Water Supply and Sanitation and Collaborative Council (WSSCC)
End Water Poverty (EWP)
August 12, 2012
A group of concerned international development organizations has written to UK Prime Minister David Cameron and Vice President Michel Temer of Brazil, calling on them to acknowledge and address the crucial and devastating impact that a lack of clean water, safe sanitation and hygiene has on the battle to overcome child malnutrition.
The letter, co-signed by the Water Supply and Sanitation and Collaborative Council (WSSCC), End Water Poverty (EWP), and WASH Advocates, calls on the international leaders to: Please keep in mind the simple fact that children who suffer from diarrhoea or are infected with worms are not getting the goodness they need from the food they eat.
The World Health Organization estimates that repeated bouts of diarrhoea and nematode infections cause up to 50% of childhood under-nutrition. Making sure that children have access to a clean toilet, that they have clean water to drink, and that they wash their hands with soap can make a massive difference to the almost one in three of the world’s poorest children currently unable to reach their full potential due to malnutrition.

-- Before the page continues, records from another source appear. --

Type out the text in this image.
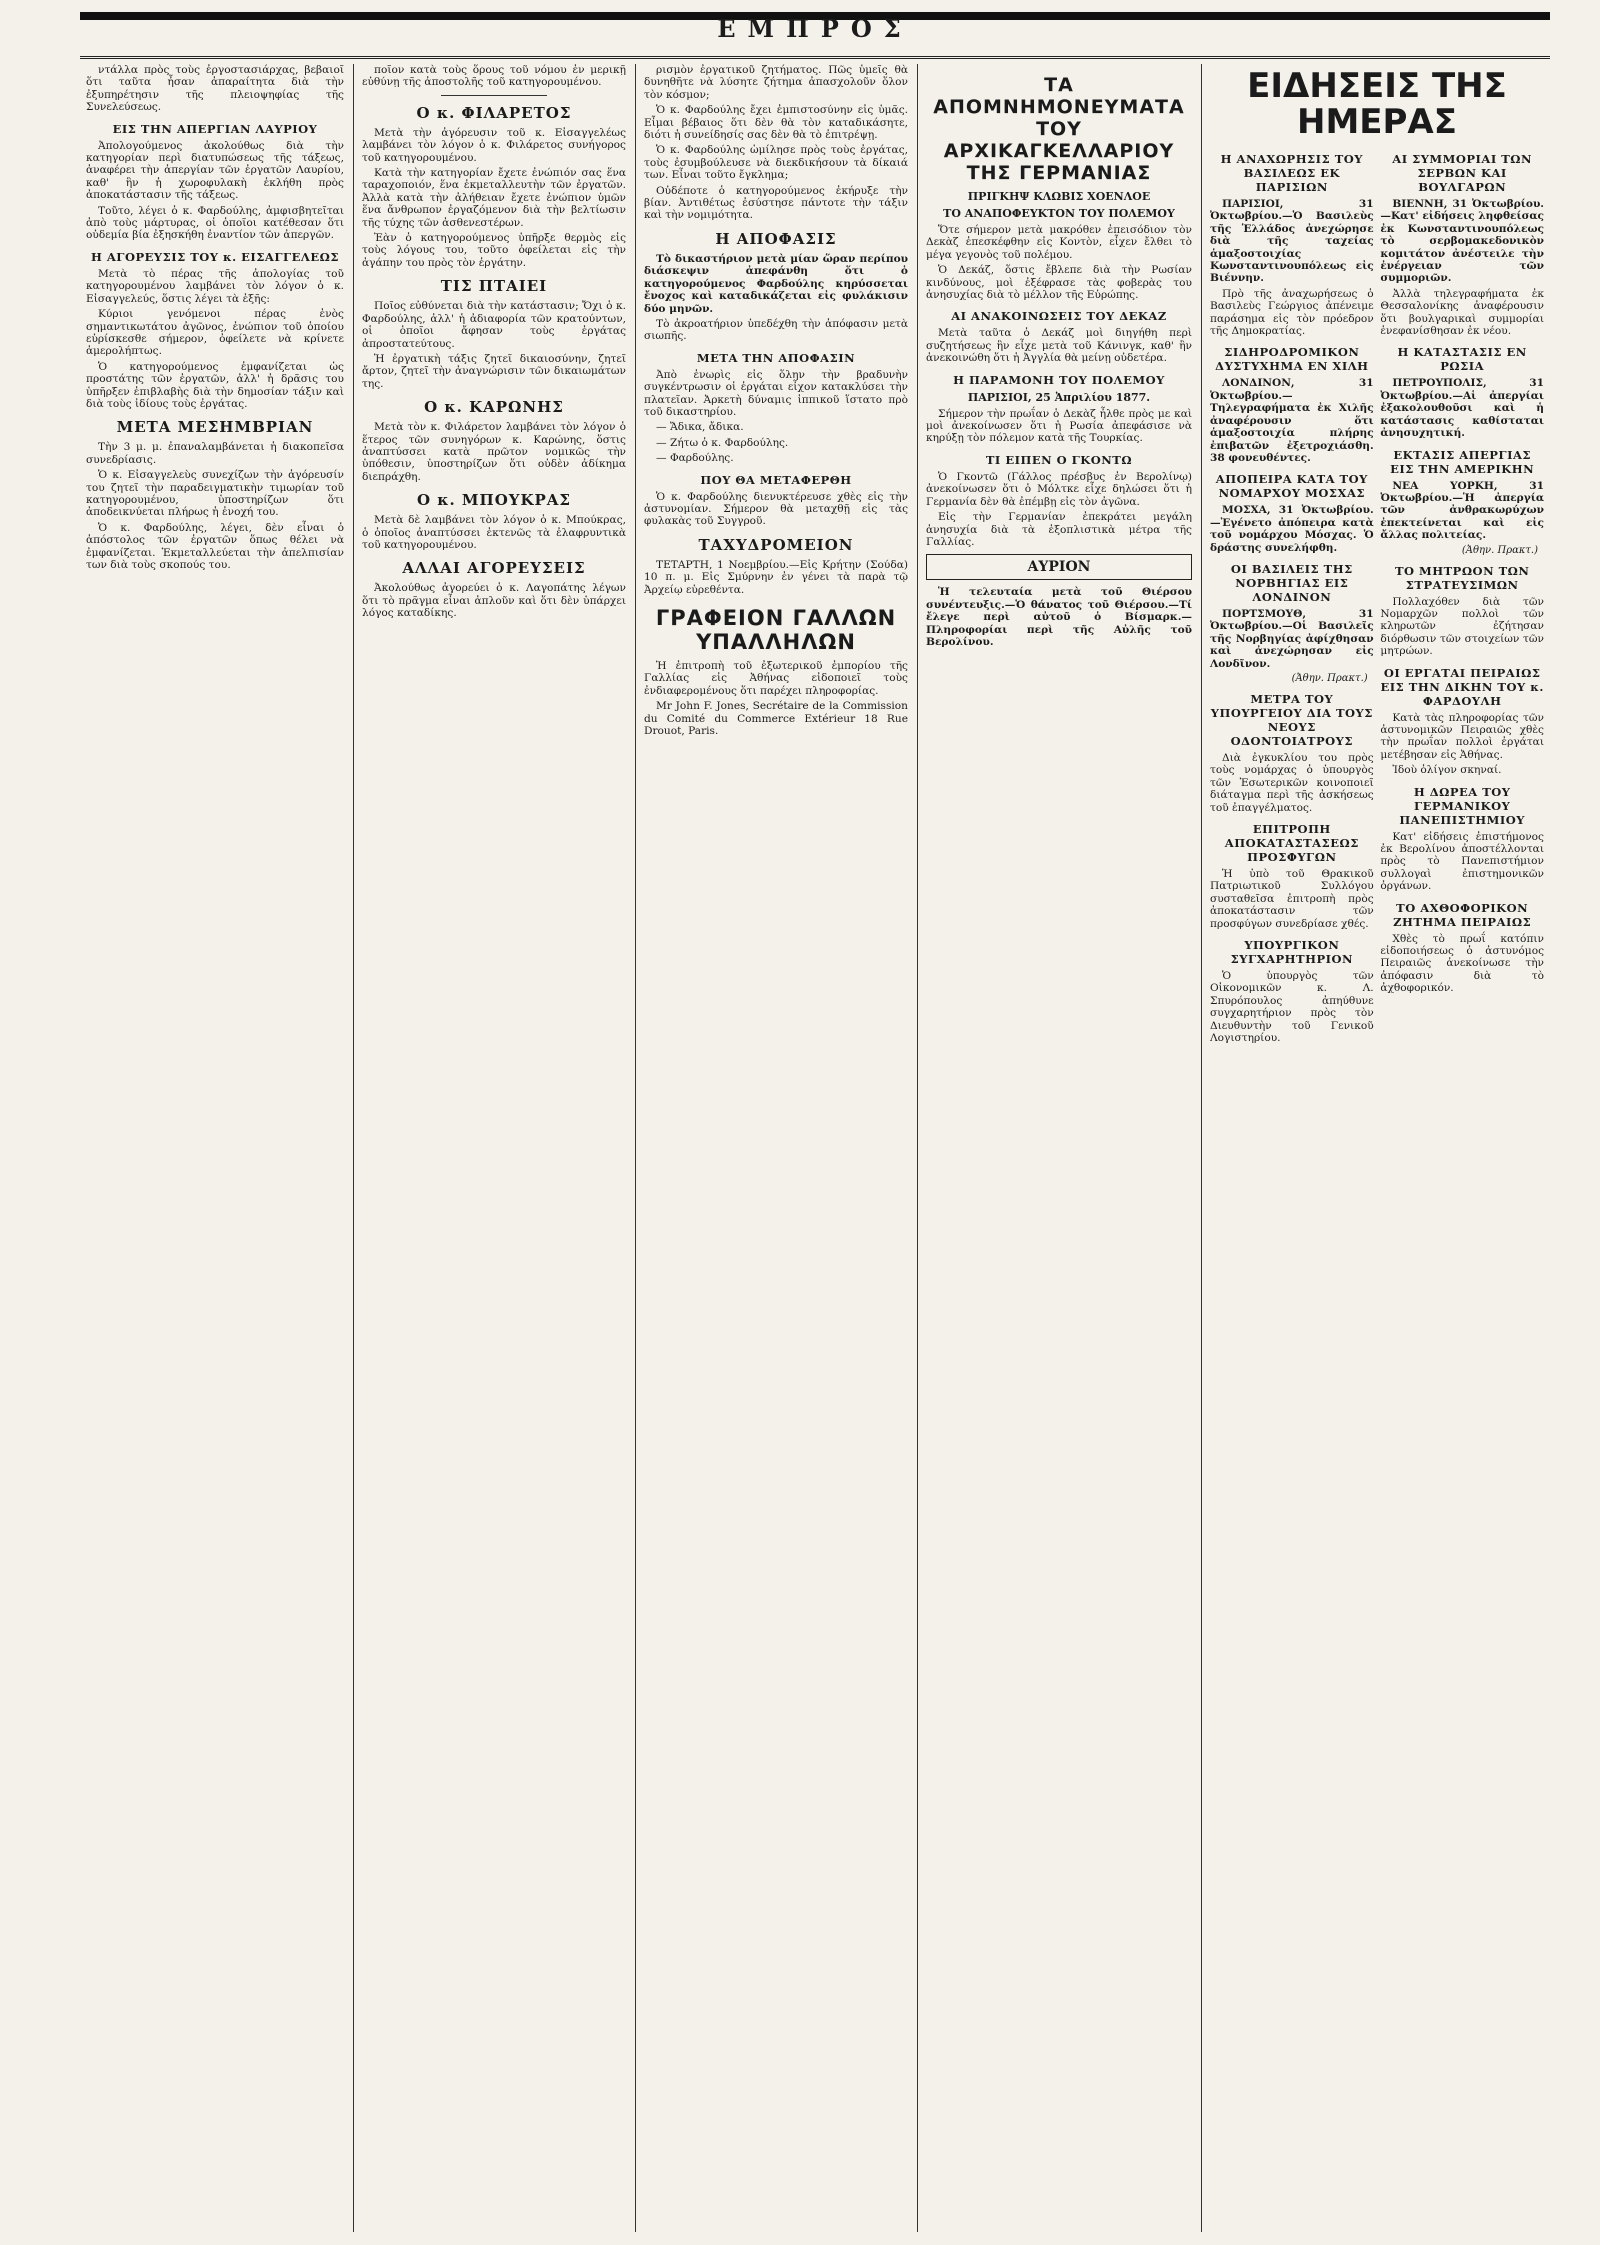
ΕΜΠΡΟΣ

ντάλλα πρὸς τοὺς ἐργοστασιάρχας, βεβαιοῖ ὅτι ταῦτα ἦσαν ἀπαραίτητα διὰ τὴν ἐξυπηρέτησιν τῆς πλειοψηφίας τῆς Συνελεύσεως.

ΕΙΣ ΤΗΝ ΑΠΕΡΓΙΑΝ ΛΑΥΡΙΟΥ

Ἀπολογούμενος ἀκολούθως διὰ τὴν κατηγορίαν περὶ διατυπώσεως τῆς τάξεως, ἀναφέρει τὴν ἀπεργίαν τῶν ἐργατῶν Λαυρίου, καθ' ἣν ἡ χωροφυλακὴ ἐκλήθη πρὸς ἀποκατάστασιν τῆς τάξεως.

Τοῦτο, λέγει ὁ κ. Φαρδούλης, ἀμφισβητεῖται ἀπὸ τοὺς μάρτυρας, οἱ ὁποῖοι κατέθεσαν ὅτι οὐδεμία βία ἐξησκήθη ἐναντίον τῶν ἀπεργῶν.

Η ΑΓΟΡΕΥΣΙΣ ΤΟΥ κ. ΕΙΣΑΓΓΕΛΕΩΣ

Μετὰ τὸ πέρας τῆς ἀπολογίας τοῦ κατηγορουμένου λαμβάνει τὸν λόγον ὁ κ. Εἰσαγγελεύς, ὅστις λέγει τὰ ἑξῆς:

Κύριοι γενόμενοι πέρας ἐνὸς σημαντικωτάτου ἀγῶνος, ἐνώπιον τοῦ ὁποίου εὑρίσκεσθε σήμερον, ὀφείλετε νὰ κρίνετε ἀμερολήπτως.

Ὁ κατηγορούμενος ἐμφανίζεται ὡς προστάτης τῶν ἐργατῶν, ἀλλ' ἡ δρᾶσις του ὑπῆρξεν ἐπιβλαβὴς διὰ τὴν δημοσίαν τάξιν καὶ διὰ τοὺς ἰδίους τοὺς ἐργάτας.

ΜΕΤΑ ΜΕΣΗΜΒΡΙΑΝ

Τὴν 3 μ. μ. ἐπαναλαμβάνεται ἡ διακοπεῖσα συνεδρίασις.

Ὁ κ. Εἰσαγγελεὺς συνεχίζων τὴν ἀγόρευσίν του ζητεῖ τὴν παραδειγματικὴν τιμωρίαν τοῦ κατηγορουμένου, ὑποστηρίζων ὅτι ἀποδεικνύεται πλήρως ἡ ἐνοχή του.

Ὁ κ. Φαρδούλης, λέγει, δὲν εἶναι ὁ ἀπόστολος τῶν ἐργατῶν ὅπως θέλει νὰ ἐμφανίζεται. Ἐκμεταλλεύεται τὴν ἀπελπισίαν των διὰ τοὺς σκοπούς του.

ποῖον κατὰ τοὺς ὅρους τοῦ νόμου ἐν μερικῇ εὐθύνῃ τῆς ἀποστολῆς τοῦ κατηγορουμένου.

Ο κ. ΦΙΛΑΡΕΤΟΣ

Μετὰ τὴν ἀγόρευσιν τοῦ κ. Εἰσαγγελέως λαμβάνει τὸν λόγον ὁ κ. Φιλάρετος συνήγορος τοῦ κατηγορουμένου.

Κατὰ τὴν κατηγορίαν ἔχετε ἐνώπιόν σας ἕνα ταραχοποιόν, ἕνα ἐκμεταλλευτὴν τῶν ἐργατῶν. Ἀλλὰ κατὰ τὴν ἀλήθειαν ἔχετε ἐνώπιον ὑμῶν ἕνα ἄνθρωπον ἐργαζόμενον διὰ τὴν βελτίωσιν τῆς τύχης τῶν ἀσθενεστέρων.

Ἐὰν ὁ κατηγορούμενος ὑπῆρξε θερμὸς εἰς τοὺς λόγους του, τοῦτο ὀφείλεται εἰς τὴν ἀγάπην του πρὸς τὸν ἐργάτην.

ΤΙΣ ΠΤΑΙΕΙ

Ποῖος εὐθύνεται διὰ τὴν κατάστασιν; Ὄχι ὁ κ. Φαρδούλης, ἀλλ' ἡ ἀδιαφορία τῶν κρατούντων, οἱ ὁποῖοι ἄφησαν τοὺς ἐργάτας ἀπροστατεύτους.

Ἡ ἐργατικὴ τάξις ζητεῖ δικαιοσύνην, ζητεῖ ἄρτον, ζητεῖ τὴν ἀναγνώρισιν τῶν δικαιωμάτων της.

Ο κ. ΚΑΡΩΝΗΣ

Μετὰ τὸν κ. Φιλάρετον λαμβάνει τὸν λόγον ὁ ἕτερος τῶν συνηγόρων κ. Καρώνης, ὅστις ἀναπτύσσει κατὰ πρῶτον νομικῶς τὴν ὑπόθεσιν, ὑποστηρίζων ὅτι οὐδὲν ἀδίκημα διεπράχθη.

Ο κ. ΜΠΟΥΚΡΑΣ

Μετὰ δὲ λαμβάνει τὸν λόγον ὁ κ. Μπούκρας, ὁ ὁποῖος ἀναπτύσσει ἐκτενῶς τὰ ἐλαφρυντικὰ τοῦ κατηγορουμένου.

ΑΛΛΑΙ ΑΓΟΡΕΥΣΕΙΣ

Ἀκολούθως ἀγορεύει ὁ κ. Λαγοπάτης λέγων ὅτι τὸ πρᾶγμα εἶναι ἁπλοῦν καὶ ὅτι δὲν ὑπάρχει λόγος καταδίκης.

ρισμὸν ἐργατικοῦ ζητήματος. Πῶς ὑμεῖς θὰ δυνηθῆτε νὰ λύσητε ζήτημα ἀπασχολοῦν ὅλον τὸν κόσμον;

Ὁ κ. Φαρδούλης ἔχει ἐμπιστοσύνην εἰς ὑμᾶς. Εἶμαι βέβαιος ὅτι δὲν θὰ τὸν καταδικάσητε, διότι ἡ συνείδησίς σας δὲν θὰ τὸ ἐπιτρέψῃ.

Ὁ κ. Φαρδούλης ὡμίλησε πρὸς τοὺς ἐργάτας, τοὺς ἐσυμβούλευσε νὰ διεκδικήσουν τὰ δίκαιά των. Εἶναι τοῦτο ἔγκλημα;

Οὐδέποτε ὁ κατηγορούμενος ἐκήρυξε τὴν βίαν. Ἀντιθέτως ἐσύστησε πάντοτε τὴν τάξιν καὶ τὴν νομιμότητα.

Η ΑΠΟΦΑΣΙΣ

Τὸ δικαστήριον μετὰ μίαν ὥραν περίπου διάσκεψιν ἀπεφάνθη ὅτι ὁ κατηγορούμενος Φαρδούλης κηρύσσεται ἔνοχος καὶ καταδικάζεται εἰς φυλάκισιν δύο μηνῶν.

Τὸ ἀκροατήριον ὑπεδέχθη τὴν ἀπόφασιν μετὰ σιωπῆς.

ΜΕΤΑ ΤΗΝ ΑΠΟΦΑΣΙΝ

Ἀπὸ ἐνωρὶς εἰς ὅλην τὴν βραδυνὴν συγκέντρωσιν οἱ ἐργάται εἶχον κατακλύσει τὴν πλατεῖαν. Ἀρκετὴ δύναμις ἱππικοῦ ἵστατο πρὸ τοῦ δικαστηρίου.

— Ἄδικα, ἄδικα.

— Ζήτω ὁ κ. Φαρδούλης.

— Φαρδούλης.

ΠΟΥ ΘΑ ΜΕΤΑΦΕΡΘΗ

Ὁ κ. Φαρδούλης διενυκτέρευσε χθὲς εἰς τὴν ἀστυνομίαν. Σήμερον θὰ μεταχθῇ εἰς τὰς φυλακὰς τοῦ Συγγροῦ.

ΤΑΧΥΔΡΟΜΕΙΟΝ

ΤΕΤΑΡΤΗ, 1 Νοεμβρίου.—Εἰς Κρήτην (Σούδα) 10 π. μ. Εἰς Σμύρνην ἐν γένει τὰ παρὰ τῷ Ἀρχείῳ εὑρεθέντα.

ΓΡΑΦΕΙΟΝ ΓΑΛΛΩΝ ΥΠΑΛΛΗΛΩΝ

Ἡ ἐπιτροπὴ τοῦ ἐξωτερικοῦ ἐμπορίου τῆς Γαλλίας εἰς Ἀθήνας εἰδοποιεῖ τοὺς ἐνδιαφερομένους ὅτι παρέχει πληροφορίας.

Mr John F. Jones, Secrétaire de la Commission du Comité du Commerce Extérieur 18 Rue Drouot, Paris.

ΤΑ ΑΠΟΜΝΗΜΟΝΕΥΜΑΤΑ ΤΟΥ ΑΡΧΙΚΑΓΚΕΛΛΑΡΙΟΥ ΤΗΣ ΓΕΡΜΑΝΙΑΣ
ΠΡΙΓΚΗΨ ΚΛΩΒΙΣ ΧΟΕΝΛΟΕ
ΤΟ ΑΝΑΠΟΦΕΥΚΤΟΝ ΤΟΥ ΠΟΛΕΜΟΥ

Ὅτε σήμερον μετὰ μακρόθεν ἐπεισόδιον τὸν Δεκὰζ ἐπεσκέφθην εἰς Κοντὸν, εἶχεν ἔλθει τὸ μέγα γεγονὸς τοῦ πολέμου.

Ὁ Δεκάζ, ὅστις ἔβλεπε διὰ τὴν Ρωσίαν κινδύνους, μοὶ ἐξέφρασε τὰς φοβερὰς του ἀνησυχίας διὰ τὸ μέλλον τῆς Εὐρώπης.

ΑΙ ΑΝΑΚΟΙΝΩΣΕΙΣ ΤΟΥ ΔΕΚΑΖ

Μετὰ ταῦτα ὁ Δεκάζ μοὶ διηγήθη περὶ συζητήσεως ἣν εἶχε μετὰ τοῦ Κάνινγκ, καθ' ἣν ἀνεκοινώθη ὅτι ἡ Ἀγγλία θὰ μείνῃ οὐδετέρα.

Η ΠΑΡΑΜΟΝΗ ΤΟΥ ΠΟΛΕΜΟΥ
ΠΑΡΙΣΙΟΙ, 25 Ἀπριλίου 1877.

Σήμερον τὴν πρωΐαν ὁ Δεκὰζ ἦλθε πρὸς με καὶ μοὶ ἀνεκοίνωσεν ὅτι ἡ Ρωσία ἀπεφάσισε νὰ κηρύξῃ τὸν πόλεμον κατὰ τῆς Τουρκίας.

ΤΙ ΕΙΠΕΝ Ο ΓΚΟΝΤΩ

Ὁ Γκοντῶ (Γάλλος πρέσβυς ἐν Βερολίνῳ) ἀνεκοίνωσεν ὅτι ὁ Μόλτκε εἶχε δηλώσει ὅτι ἡ Γερμανία δὲν θὰ ἐπέμβῃ εἰς τὸν ἀγῶνα.

Εἰς τὴν Γερμανίαν ἐπεκράτει μεγάλη ἀνησυχία διὰ τὰ ἐξοπλιστικὰ μέτρα τῆς Γαλλίας.

ΑΥΡΙΟΝ

Ἡ τελευταία μετὰ τοῦ Θιέρσου συνέντευξις.—Ὁ θάνατος τοῦ Θιέρσου.—Τί ἔλεγε περὶ αὐτοῦ ὁ Βίσμαρκ.—Πληροφορίαι περὶ τῆς Αὐλῆς τοῦ Βερολίνου.

ΕΙΔΗΣΕΙΣ ΤΗΣ ΗΜΕΡΑΣ
Η ΑΝΑΧΩΡΗΣΙΣ ΤΟΥ ΒΑΣΙΛΕΩΣ ΕΚ ΠΑΡΙΣΙΩΝ

ΠΑΡΙΣΙΟΙ, 31 Ὀκτωβρίου.—Ὁ Βασιλεὺς τῆς Ἑλλάδος ἀνεχώρησε διὰ τῆς ταχείας ἁμαξοστοιχίας Κωνσταντινουπόλεως εἰς Βιέννην.

Πρὸ τῆς ἀναχωρήσεως ὁ Βασιλεὺς Γεώργιος ἀπένειμε παράσημα εἰς τὸν πρόεδρον τῆς Δημοκρατίας.

ΣΙΔΗΡΟΔΡΟΜΙΚΟΝ ΔΥΣΤΥΧΗΜΑ ΕΝ ΧΙΛΗ

ΛΟΝΔΙΝΟΝ, 31 Ὀκτωβρίου.—Τηλεγραφήματα ἐκ Χιλῆς ἀναφέρουσιν ὅτι ἁμαξοστοιχία πλήρης ἐπιβατῶν ἐξετροχιάσθη. 38 φονευθέντες.

ΑΠΟΠΕΙΡΑ ΚΑΤΑ ΤΟΥ ΝΟΜΑΡΧΟΥ ΜΟΣΧΑΣ

ΜΟΣΧΑ, 31 Ὀκτωβρίου.—Ἐγένετο ἀπόπειρα κατὰ τοῦ νομάρχου Μόσχας. Ὁ δράστης συνελήφθη.

ΟΙ ΒΑΣΙΛΕΙΣ ΤΗΣ ΝΟΡΒΗΓΙΑΣ ΕΙΣ ΛΟΝΔΙΝΟΝ

ΠΟΡΤΣΜΟΥΘ, 31 Ὀκτωβρίου.—Οἱ Βασιλεῖς τῆς Νορβηγίας ἀφίχθησαν καὶ ἀνεχώρησαν εἰς Λονδῖνον.

(Ἀθην. Πρακτ.)
ΜΕΤΡΑ ΤΟΥ ΥΠΟΥΡΓΕΙΟΥ ΔΙΑ ΤΟΥΣ ΝΕΟΥΣ ΟΔΟΝΤΟΙΑΤΡΟΥΣ

Διὰ ἐγκυκλίου του πρὸς τοὺς νομάρχας ὁ ὑπουργὸς τῶν Ἐσωτερικῶν κοινοποιεῖ διάταγμα περὶ τῆς ἀσκήσεως τοῦ ἐπαγγέλματος.

ΕΠΙΤΡΟΠΗ ΑΠΟΚΑΤΑΣΤΑΣΕΩΣ ΠΡΟΣΦΥΓΩΝ

Ἡ ὑπὸ τοῦ Θρακικοῦ Πατριωτικοῦ Συλλόγου συσταθεῖσα ἐπιτροπὴ πρὸς ἀποκατάστασιν τῶν προσφύγων συνεδρίασε χθές.

ΥΠΟΥΡΓΙΚΟΝ ΣΥΓΧΑΡΗΤΗΡΙΟΝ

Ὁ ὑπουργὸς τῶν Οἰκονομικῶν κ. Λ. Σπυρόπουλος ἀπηύθυνε συγχαρητήριον πρὸς τὸν Διευθυντὴν τοῦ Γενικοῦ Λογιστηρίου.

ΑΙ ΣΥΜΜΟΡΙΑΙ ΤΩΝ ΣΕΡΒΩΝ ΚΑΙ ΒΟΥΛΓΑΡΩΝ

ΒΙΕΝΝΗ, 31 Ὀκτωβρίου.—Κατ' εἰδήσεις ληφθείσας ἐκ Κωνσταντινουπόλεως τὸ σερβομακεδονικὸν κομιτάτον ἀνέστειλε τὴν ἐνέργειαν τῶν συμμοριῶν.

Ἀλλὰ τηλεγραφήματα ἐκ Θεσσαλονίκης ἀναφέρουσιν ὅτι βουλγαρικαὶ συμμορίαι ἐνεφανίσθησαν ἐκ νέου.

Η ΚΑΤΑΣΤΑΣΙΣ ΕΝ ΡΩΣΙΑ

ΠΕΤΡΟΥΠΟΛΙΣ, 31 Ὀκτωβρίου.—Αἱ ἀπεργίαι ἐξακολουθοῦσι καὶ ἡ κατάστασις καθίσταται ἀνησυχητική.

ΕΚΤΑΣΙΣ ΑΠΕΡΓΙΑΣ ΕΙΣ ΤΗΝ ΑΜΕΡΙΚΗΝ

ΝΕΑ ΥΟΡΚΗ, 31 Ὀκτωβρίου.—Ἡ ἀπεργία τῶν ἀνθρακωρύχων ἐπεκτείνεται καὶ εἰς ἄλλας πολιτείας.

(Ἀθην. Πρακτ.)
ΤΟ ΜΗΤΡΩΟΝ ΤΩΝ ΣΤΡΑΤΕΥΣΙΜΩΝ

Πολλαχόθεν διὰ τῶν Νομαρχῶν πολλοὶ τῶν κληρωτῶν ἐζήτησαν διόρθωσιν τῶν στοιχείων τῶν μητρώων.

ΟΙ ΕΡΓΑΤΑΙ ΠΕΙΡΑΙΩΣ ΕΙΣ ΤΗΝ ΔΙΚΗΝ ΤΟΥ κ. ΦΑΡΔΟΥΛΗ

Κατὰ τὰς πληροφορίας τῶν ἀστυνομικῶν Πειραιῶς χθὲς τὴν πρωΐαν πολλοὶ ἐργάται μετέβησαν εἰς Ἀθήνας.

Ἰδοὺ ὁλίγον σκηναί.

Η ΔΩΡΕΑ ΤΟΥ ΓΕΡΜΑΝΙΚΟΥ ΠΑΝΕΠΙΣΤΗΜΙΟΥ

Κατ' εἰδήσεις ἐπιστήμονος ἐκ Βερολίνου ἀποστέλλονται πρὸς τὸ Πανεπιστήμιον συλλογαὶ ἐπιστημονικῶν ὀργάνων.

ΤΟ ΑΧΘΟΦΟΡΙΚΟΝ ΖΗΤΗΜΑ ΠΕΙΡΑΙΩΣ

Χθὲς τὸ πρωΐ κατόπιν εἰδοποιήσεως ὁ ἀστυνόμος Πειραιῶς ἀνεκοίνωσε τὴν ἀπόφασιν διὰ τὸ ἀχθοφορικόν.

The letter also warmly welcomes the summit and the leadership shown by Cameron and Temer in using the global attention on the handover of the Olympics from London to Rio as an opportunity to tackle this crisis.
With thousands of children dying every day because of a lack of clean water, safe toilets and hygiene, and many more who are stunted permanently because of chronic malnutrition, providing these lifesaving services to the hundreds of millions of children who currently lack them could be the lasting international legacy of the London Olympics.
“It is really quite simple: we can’t afford to waste the food we’ve got,” said Amanda Marlin, Acting Executive Director at WSSCC. “In the USA and England, we’re now aware that 30% of the food bought in our supermarkets is thrown away. In the developing world, it is an even greater tragedy when much of the food that is eaten by children loses nutritional value through diarrhoea and other diseases that can be prevented.”
“Why put more calories into hungry young bodies if those calories are squandered by preventable waterborne diarrheal disease?” asked John Oldfield, CEO at WASH Advocates. “It is estimated that on any given day, patients with diseases related to water and sanitation fill half of the hospital beds in the developing world. This is solvable.”
Improvements to sanitation also offer great value for money,” said Sarah Blakemore, International Coordinator for End Water Poverty. “A pound invested in better toilets can yield a return of around £5.50 in terms of improved productivity and reduced health care costs.”
The letter also noted that there is already increased political attention being paid to environmental causes of poor health. At the Sanitation and Water for All High Level Meeting in Washington in April 2012, the UK’s Andrew Mitchell pledged a doubling to 60 million of the number of people the UK would reach with water, sanitation and hygiene by 2015.
The meeting, which was hosted by UNICEF and the World Bank, drew Ministerial delegations from almost 40 developing countries and major donors.